For the big pharmaceutical companies, funding ought not be a problem. They have the financial resources to back long, expensive drug development, especially if they know there's a buyer at the end of it. Yet the big guns have been ignoring BioShield.
The reason, say industry analysts, is that even with a promise of government purchase, biodefence drugs are only ever a one-time sale into a stockpile, or at most a few sales of replacement drugs to keep it topped up. That's small potatoes compared with an asthma or impotence drug that can be sold at a high price to millions.
Small firms, by contrast, are happy for any business they can get, and so far all BioShield's contractors have been small, innovative biotech firms. The $878 million contract for anthrax vaccine, BioShield's biggest so far, went to VaxGen, a company that has never sold a product. From a technical standpoint, this is not a problem, as start-ups are often where the real innovation is. Financially, it can be a different matter.

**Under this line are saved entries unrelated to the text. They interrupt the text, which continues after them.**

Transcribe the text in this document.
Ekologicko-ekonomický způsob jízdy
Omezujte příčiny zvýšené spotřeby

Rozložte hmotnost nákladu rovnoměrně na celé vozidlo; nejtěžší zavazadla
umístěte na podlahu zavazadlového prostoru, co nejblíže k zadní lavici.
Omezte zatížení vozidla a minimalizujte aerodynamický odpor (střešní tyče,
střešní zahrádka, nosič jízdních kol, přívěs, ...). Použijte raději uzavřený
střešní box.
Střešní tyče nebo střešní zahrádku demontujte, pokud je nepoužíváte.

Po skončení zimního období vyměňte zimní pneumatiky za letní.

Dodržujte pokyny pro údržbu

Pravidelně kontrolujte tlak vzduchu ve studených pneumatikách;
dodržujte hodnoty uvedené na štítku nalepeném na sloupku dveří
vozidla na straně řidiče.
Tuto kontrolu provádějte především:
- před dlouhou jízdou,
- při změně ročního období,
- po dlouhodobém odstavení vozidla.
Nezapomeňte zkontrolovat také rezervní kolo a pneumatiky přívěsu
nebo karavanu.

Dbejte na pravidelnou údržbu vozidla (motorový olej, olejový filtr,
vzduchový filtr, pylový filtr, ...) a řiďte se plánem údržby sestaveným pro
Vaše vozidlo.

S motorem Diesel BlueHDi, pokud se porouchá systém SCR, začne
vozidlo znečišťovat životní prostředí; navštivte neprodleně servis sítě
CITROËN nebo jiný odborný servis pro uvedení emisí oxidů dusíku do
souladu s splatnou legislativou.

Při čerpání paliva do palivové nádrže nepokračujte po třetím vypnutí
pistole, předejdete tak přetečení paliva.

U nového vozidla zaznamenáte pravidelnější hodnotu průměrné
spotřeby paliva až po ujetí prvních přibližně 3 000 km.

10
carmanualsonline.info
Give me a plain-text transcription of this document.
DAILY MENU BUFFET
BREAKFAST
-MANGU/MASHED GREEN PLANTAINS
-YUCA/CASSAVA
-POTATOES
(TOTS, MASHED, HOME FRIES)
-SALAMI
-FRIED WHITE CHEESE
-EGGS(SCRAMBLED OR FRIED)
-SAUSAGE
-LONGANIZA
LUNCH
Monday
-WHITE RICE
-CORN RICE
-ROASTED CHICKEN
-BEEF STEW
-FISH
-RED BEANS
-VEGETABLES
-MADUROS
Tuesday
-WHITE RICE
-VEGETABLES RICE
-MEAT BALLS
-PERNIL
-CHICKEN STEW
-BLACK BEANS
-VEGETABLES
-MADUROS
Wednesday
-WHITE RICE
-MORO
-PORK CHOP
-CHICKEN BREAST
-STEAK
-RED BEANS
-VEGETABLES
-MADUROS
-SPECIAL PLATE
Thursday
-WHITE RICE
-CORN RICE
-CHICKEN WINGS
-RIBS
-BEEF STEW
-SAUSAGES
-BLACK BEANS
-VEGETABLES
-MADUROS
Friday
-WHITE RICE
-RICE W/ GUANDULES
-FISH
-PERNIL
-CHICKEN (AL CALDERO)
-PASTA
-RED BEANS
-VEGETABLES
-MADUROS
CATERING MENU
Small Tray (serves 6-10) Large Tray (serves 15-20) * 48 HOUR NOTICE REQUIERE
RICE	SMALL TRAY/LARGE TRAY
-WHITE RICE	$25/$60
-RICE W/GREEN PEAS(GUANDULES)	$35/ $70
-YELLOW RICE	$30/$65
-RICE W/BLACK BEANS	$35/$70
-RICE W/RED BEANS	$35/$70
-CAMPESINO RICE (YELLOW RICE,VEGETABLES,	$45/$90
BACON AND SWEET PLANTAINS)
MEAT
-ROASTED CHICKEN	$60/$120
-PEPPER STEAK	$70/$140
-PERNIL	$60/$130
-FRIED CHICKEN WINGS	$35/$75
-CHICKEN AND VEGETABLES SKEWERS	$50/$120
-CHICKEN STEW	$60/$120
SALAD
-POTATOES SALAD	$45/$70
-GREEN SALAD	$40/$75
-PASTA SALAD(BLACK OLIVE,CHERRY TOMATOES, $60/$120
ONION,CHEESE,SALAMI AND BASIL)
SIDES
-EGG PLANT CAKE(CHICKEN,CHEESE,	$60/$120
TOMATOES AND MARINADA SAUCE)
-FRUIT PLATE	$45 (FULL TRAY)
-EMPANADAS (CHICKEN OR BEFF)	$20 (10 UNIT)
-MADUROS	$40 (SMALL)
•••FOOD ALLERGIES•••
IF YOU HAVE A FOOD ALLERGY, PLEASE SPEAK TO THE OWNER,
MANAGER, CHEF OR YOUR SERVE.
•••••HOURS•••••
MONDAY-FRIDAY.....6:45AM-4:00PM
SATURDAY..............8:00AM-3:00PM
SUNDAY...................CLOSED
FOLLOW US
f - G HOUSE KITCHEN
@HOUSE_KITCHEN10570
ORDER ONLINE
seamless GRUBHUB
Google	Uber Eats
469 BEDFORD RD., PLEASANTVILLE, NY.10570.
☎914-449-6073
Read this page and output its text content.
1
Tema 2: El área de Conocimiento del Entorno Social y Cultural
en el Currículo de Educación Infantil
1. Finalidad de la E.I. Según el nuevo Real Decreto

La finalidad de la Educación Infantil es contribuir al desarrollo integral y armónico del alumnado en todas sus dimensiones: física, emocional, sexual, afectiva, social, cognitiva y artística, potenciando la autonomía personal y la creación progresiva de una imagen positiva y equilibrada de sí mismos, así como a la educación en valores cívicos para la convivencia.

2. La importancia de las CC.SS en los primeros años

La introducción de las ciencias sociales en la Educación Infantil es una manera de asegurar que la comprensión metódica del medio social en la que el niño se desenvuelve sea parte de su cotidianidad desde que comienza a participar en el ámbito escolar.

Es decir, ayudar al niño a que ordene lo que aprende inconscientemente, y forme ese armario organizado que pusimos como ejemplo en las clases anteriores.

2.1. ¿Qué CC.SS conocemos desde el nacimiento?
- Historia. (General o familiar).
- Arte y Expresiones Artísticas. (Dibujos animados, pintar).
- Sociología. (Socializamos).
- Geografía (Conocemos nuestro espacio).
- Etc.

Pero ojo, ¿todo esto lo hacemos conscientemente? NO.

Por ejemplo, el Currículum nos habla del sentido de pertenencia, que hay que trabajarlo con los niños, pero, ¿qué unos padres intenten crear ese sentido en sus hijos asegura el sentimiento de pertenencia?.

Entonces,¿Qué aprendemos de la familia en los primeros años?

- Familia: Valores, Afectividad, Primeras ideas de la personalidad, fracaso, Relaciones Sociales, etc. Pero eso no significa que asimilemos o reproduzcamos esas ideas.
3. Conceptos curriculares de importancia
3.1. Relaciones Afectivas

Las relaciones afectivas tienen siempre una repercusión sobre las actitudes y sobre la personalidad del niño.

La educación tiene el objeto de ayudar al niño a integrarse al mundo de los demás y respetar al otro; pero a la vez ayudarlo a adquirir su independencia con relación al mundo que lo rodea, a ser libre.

It can take years and hundreds of millions of dollars to bridge the gap between early blue-sky research, funded by research agencies, and the pay-off from sales - a gap dubbed the "valley of death" by the industry. "I can assure you, the valley of death is real, and it is long and treacherous," Lance Ignon, vice-president of VaxGen, told New Scientist. The company ran into difficulties with its anthrax vaccine formulation, and solving the problem pushed back its delivery date a year. Then BioShield hit it with new requirements for testing, Ignon says. All this has made finding finance for the tests ahead harder, and the company is now seeking a higher product payment to compensate for the extra work.
Bridging the gap
Not all companies have had the same searing experience. "We have never experienced a valley of death," says John Langstaff, chief executive of Cangene, based in Winnipeg, Canada. His firm has already sold US authorities antibody-based treatments for side effects from the smallpox vaccine, and in May won a BioShield contract to supply 200,000 doses of an antibody that combats botulinum toxin. The company got late-stage development funding from the US Centers for Disease Control and other sources.
A provision of the new BioShield bill aims to help others in a similar way, via a new Biodefense Advanced Research and Development Agency (BARDA). This will bring the Department of Health closer to the way the Department of Defense does business through its DARPA research agency, which famously gave birth to the internet.
BARDA will be a council of experts that will coordinate the development of biodefence measures. It will help contractors through the valley of death by paying them for reaching certain milestones, such as getting the product to clinical trials. BioShield has already begun to embrace that approach: in its contract with Maryland-based PharmAthene it has promised an initial $35 million for the first clinical trials of its anti-nerve gas drug, as well as the eventual purchase of 90,000 doses.